In “American civilization” (in truth, “United States”), are thus offered to students in English CLRC courses of history (on the Puritans of New England, the American Civil War, the New Deal, the Civil Rights Movement …), but also courses involving sociology, political science and law, or “studies” (cultural, urban, film, media, black, women’s, queer, etc.).
The courses taught – in English for the most part – allow some audacity; nothing, nor anybody, is excluded. They mobilize history and the other social sciences, and are naturally permeable to any epistemic opening, thus contributing to the decompartmentalization of knowledge. The word “civilization” as it is understood today does not do justice to this diversity of knowledge to which it refers only implicitly.
Semantic, institutional and methodological issues
No doubt it will be possible to object that the word is functional and that it is difficult to replace, or that it is mediated and accepted, in short that we can adapt to it. This is not our opinion. We identify several problems related to the persistence of this term, which seem to us to weaken part of the research in foreign studies. They are of three kinds: semantic, institutional, methodological.
In the LINC branches, as in LEA, the term “civilization” has a meaning of its own, which escapes from those who are not able to decipher university jargon, and which is difficult to export.
However, its use in our universities dispenses with a discussion of the very meaning of the term – which, from its etymology civis, ended up referring to the ideal of progress – as to its use, from eighteenth century, for colonialist purposes. Its institutional use is abstracted from the debate, since the beginning of the twentieth century, in the humanities and social sciences as in linguistics, on the “word and the idea” to take again the title of the work directed by Lucien Febvre, master of Braudel, on the subject.
Civilisation, culture, studies
In the institutional language, we put the word “civilization” to the words “history” and “culture”, without really knowing why; and without the term “culture”, often more adapted but also curiously used, to succeed in supplanting it (except, in some places, in the acronym LLCER).
Here, according to the site of such a university, one assures the students that they will discover “the culture, the literature, the history, the civilization” of the country, or that they will be able to acquire “strong competences in the linguistic fields, literary, historical, cultural and civilizational “and follow ” courses in language, culture and civilization “.
What does it need to understand? Does not the civilizational understand the cultural (Larousse 2015)? What does it mean to follow a “course of American culture” (or Slavic, or Japanese)? And when it came a few years ago, to add the R to the acronym LLCE, the question of the definition of “regional civilization” – to get even closer to the Annales School program – was it been explicitly asked?

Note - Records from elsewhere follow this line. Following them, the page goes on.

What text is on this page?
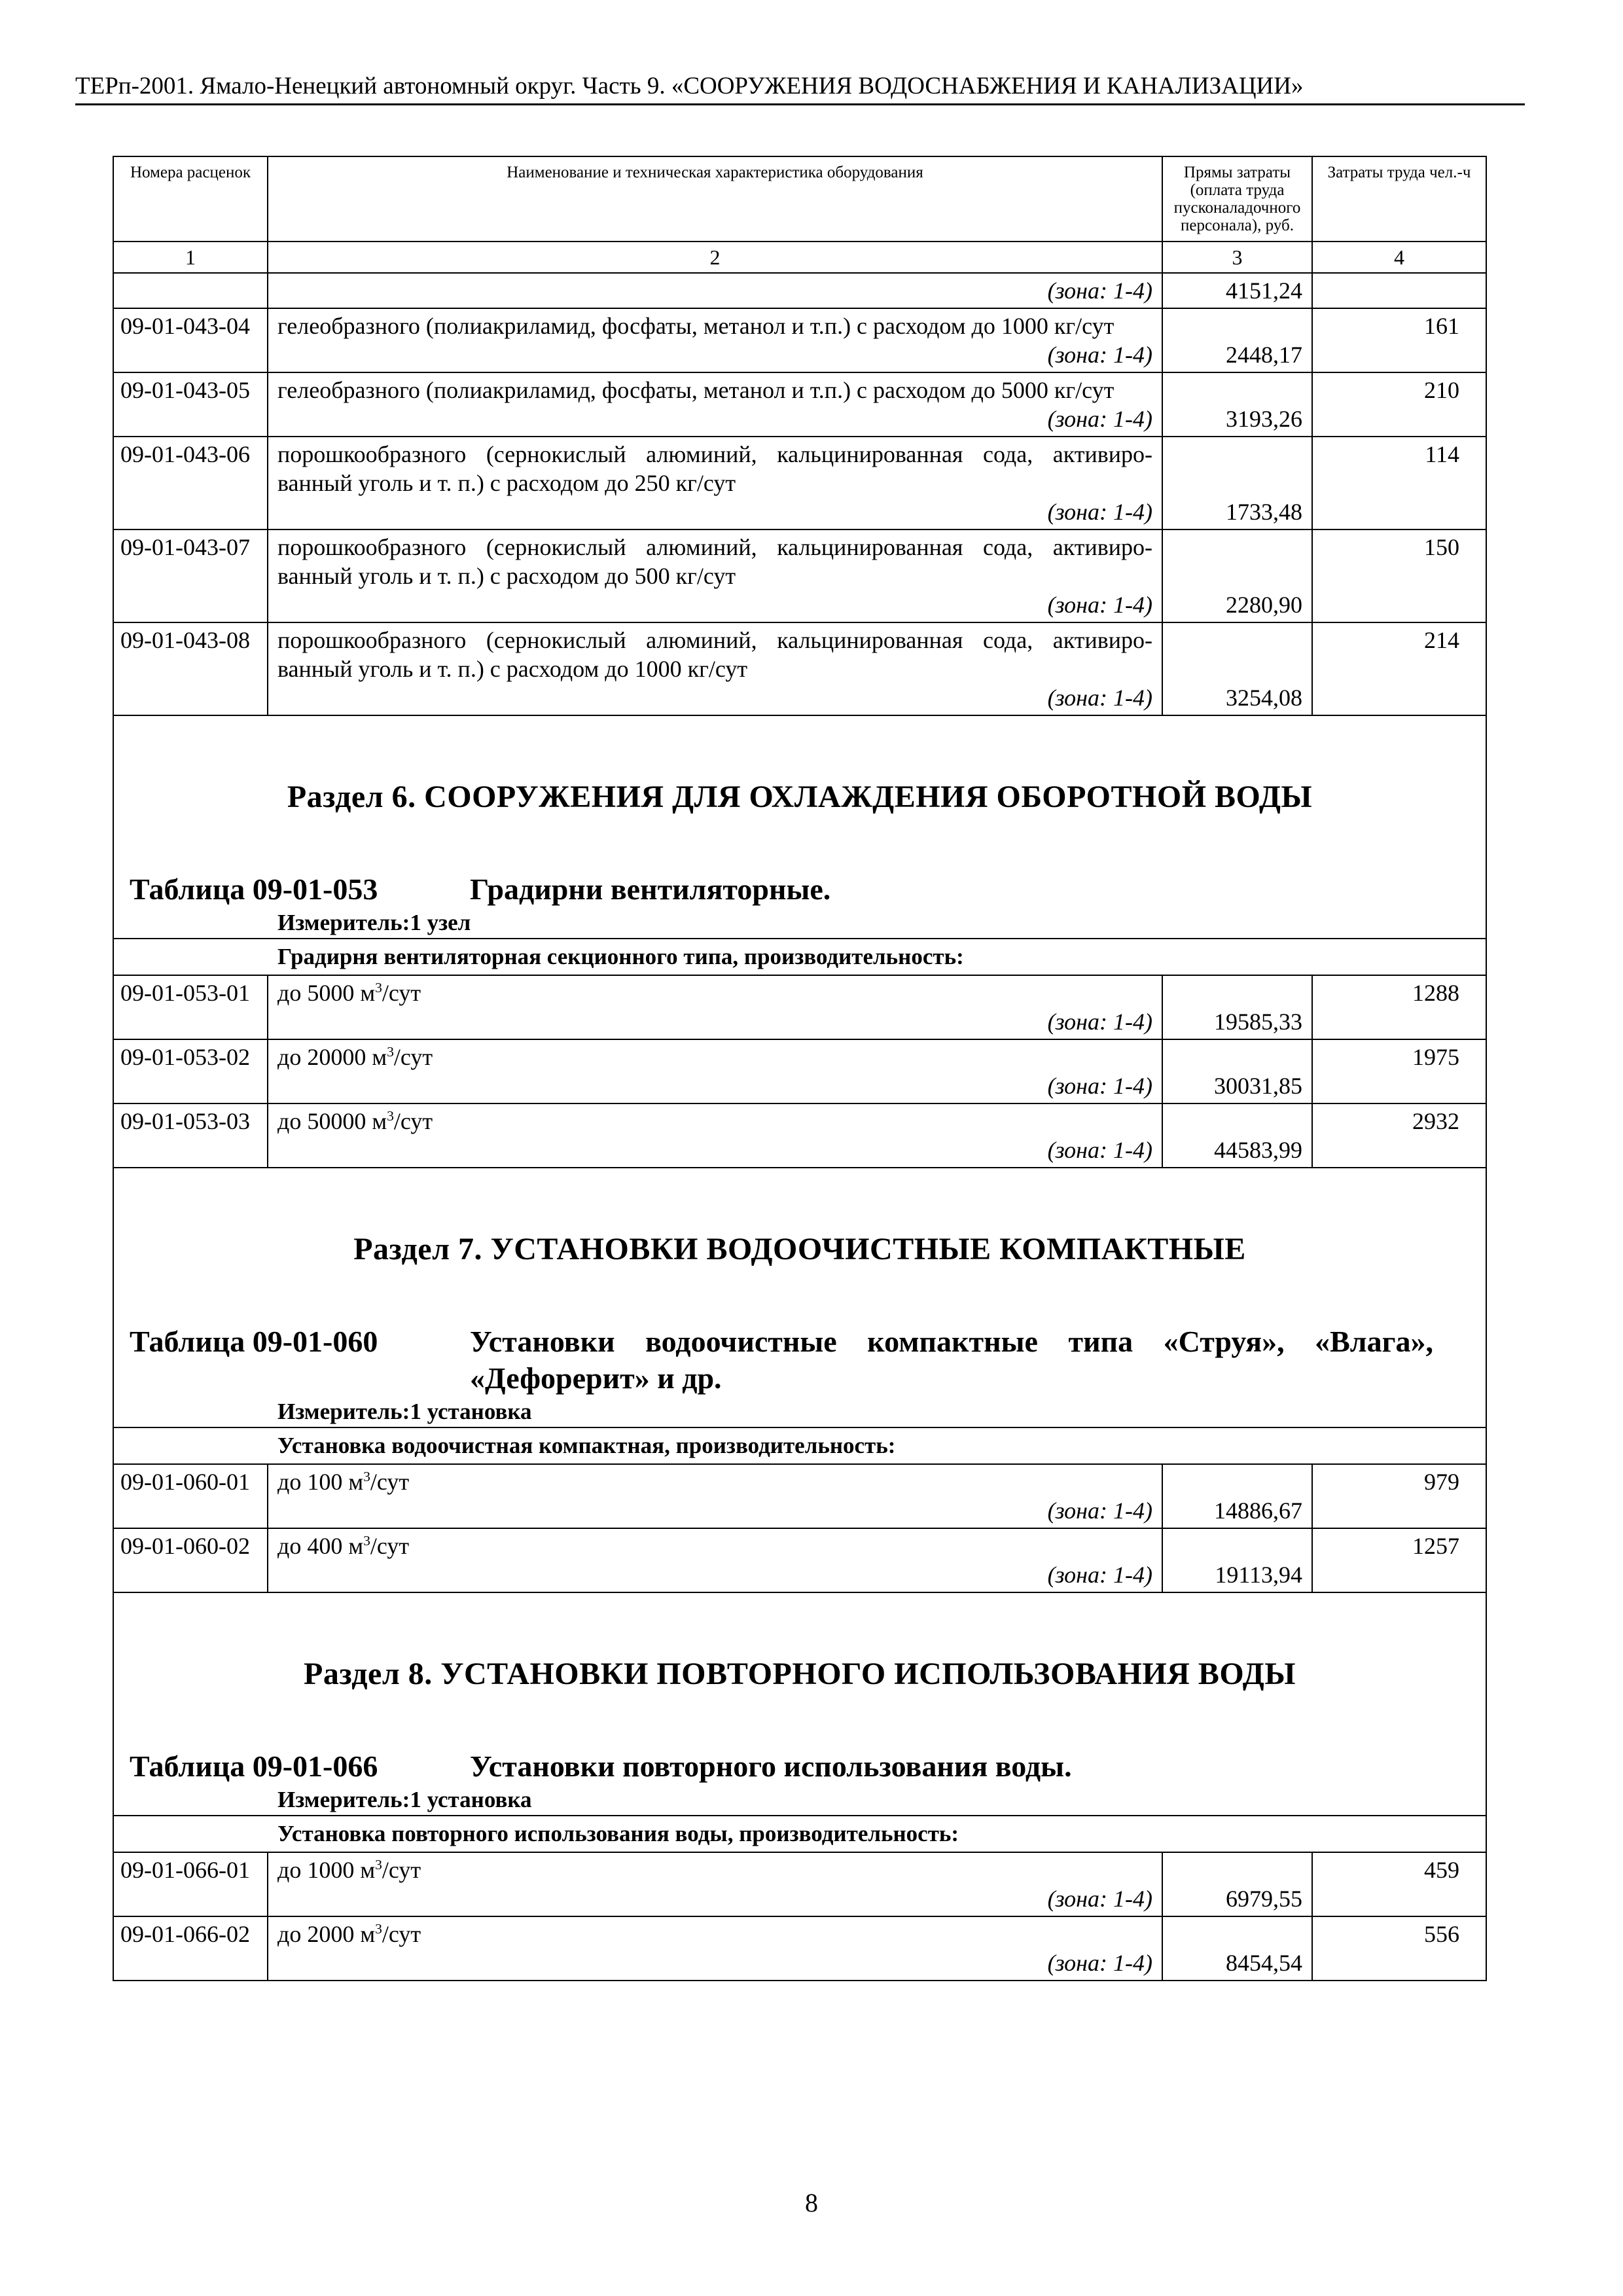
ТЕРп-2001. Ямало-Ненецкий автономный округ. Часть 9. «СООРУЖЕНИЯ ВОДОСНАБЖЕНИЯ И КАНАЛИЗАЦИИ»
Номера расценок	Наименование и техническая характеристика оборудования	Прямы затраты (оплата труда пусконаладочного персонала), руб.	Затраты труда чел.-ч
1	2	3	4

	(зона: 1-4)	4151,24	
09-01-043-04	гелеобразного (полиакриламид, фосфаты, метанол и т.п.) с расходом до 1000 кг/сут
(зона: 1-4)	2448,17	161
09-01-043-05	гелеобразного (полиакриламид, фосфаты, метанол и т.п.) с расходом до 5000 кг/сут
(зона: 1-4)	3193,26	210
09-01-043-06	порошкообразного (сернокислый алюминий, кальцинированная сода, активиро-ванный уголь и т. п.) с расходом до 250 кг/сут
(зона: 1-4)	1733,48	114
09-01-043-07	порошкообразного (сернокислый алюминий, кальцинированная сода, активиро-ванный уголь и т. п.) с расходом до 500 кг/сут
(зона: 1-4)	2280,90	150
09-01-043-08	порошкообразного (сернокислый алюминий, кальцинированная сода, активиро-ванный уголь и т. п.) с расходом до 1000 кг/сут
(зона: 1-4)	3254,08	214

Раздел 6. СООРУЖЕНИЯ ДЛЯ ОХЛАЖДЕНИЯ ОБОРОТНОЙ ВОДЫ
Таблица 09-01-053 Градирни вентиляторные.
Измеритель:1 узел			

Градирня вентиляторная секционного типа, производительность:			
09-01-053-01	до 5000 $м^3$/сут
(зона: 1-4)	19585,33	1288
09-01-053-02	до 20000 $м^3$/сут
(зона: 1-4)	30031,85	1975
09-01-053-03	до 50000 $м^3$/сут
(зона: 1-4)	44583,99	2932

Раздел 7. УСТАНОВКИ ВОДООЧИСТНЫЕ КОМПАКТНЫЕ
Таблица 09-01-060 Установки водоочистные компактные типа «Струя», «Влага», «Дефорерит» и др.
Измеритель:1 установка			

Установка водоочистная компактная, производительность:			
09-01-060-01	до 100 $м^3$/сут
(зона: 1-4)	14886,67	979
09-01-060-02	до 400 $м^3$/сут
(зона: 1-4)	19113,94	1257

Раздел 8. УСТАНОВКИ ПОВТОРНОГО ИСПОЛЬЗОВАНИЯ ВОДЫ
Таблица 09-01-066 Установки повторного использования воды.
Измеритель:1 установка			

Установка повторного использования воды, производительность:			
09-01-066-01	до 1000 $м^3$/сут
(зона: 1-4)	6979,55	459
09-01-066-02	до 2000 $м^3$/сут
(зона: 1-4)	8454,54	556
8
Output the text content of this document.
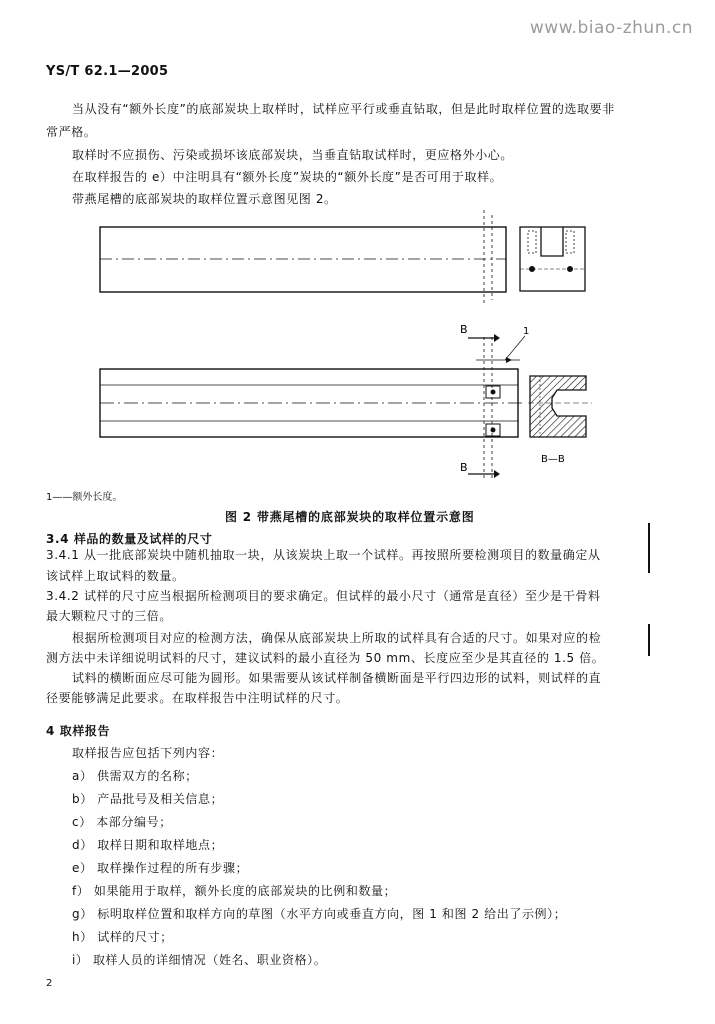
www.biao-zhun.cn
YS/T 62.1—2005
当从没有“额外长度”的底部炭块上取样时，试样应平行或垂直钻取，但是此时取样位置的选取要非
常严格。
取样时不应损伤、污染或损坏该底部炭块，当垂直钻取试样时，更应格外小心。
在取样报告的 e）中注明具有“额外长度”炭块的“额外长度”是否可用于取样。
带燕尾槽的底部炭块的取样位置示意图见图 2。
B
B
1
B—B
1——额外长度。
图 2 带燕尾槽的底部炭块的取样位置示意图
3.4 样品的数量及试样的尺寸
3.4.1 从一批底部炭块中随机抽取一块，从该炭块上取一个试样。再按照所要检测项目的数量确定从
该试样上取试料的数量。
3.4.2 试样的尺寸应当根据所检测项目的要求确定。但试样的最小尺寸（通常是直径）至少是干骨料
最大颗粒尺寸的三倍。
根据所检测项目对应的检测方法，确保从底部炭块上所取的试样具有合适的尺寸。如果对应的检
测方法中未详细说明试料的尺寸，建议试料的最小直径为 50 mm、长度应至少是其直径的 1.5 倍。
试料的横断面应尽可能为圆形。如果需要从该试样制备横断面是平行四边形的试料，则试样的直
径要能够满足此要求。在取样报告中注明试样的尺寸。
4 取样报告
取样报告应包括下列内容：
a） 供需双方的名称；
b） 产品批号及相关信息；
c） 本部分编号；
d） 取样日期和取样地点；
e） 取样操作过程的所有步骤；
f） 如果能用于取样，额外长度的底部炭块的比例和数量；
g） 标明取样位置和取样方向的草图（水平方向或垂直方向，图 1 和图 2 给出了示例）；
h） 试样的尺寸；
i） 取样人员的详细情况（姓名、职业资格）。
2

The problem is perhaps more acute in cases where the French word “civilization” and its translation into the language studied are close, which is the case for other Romance languages such as English.
The polysemic and connoted dimension of the word is accentuated by the rhetoric of the “white man’s burden” of the British Rudyard Kipling (published in 1899 to praise American expansionism in the Philippines) or “the clash of Civilizations “by Samuel Huntington (who diverted from his account and for other purposes the subdivisions of Braudel).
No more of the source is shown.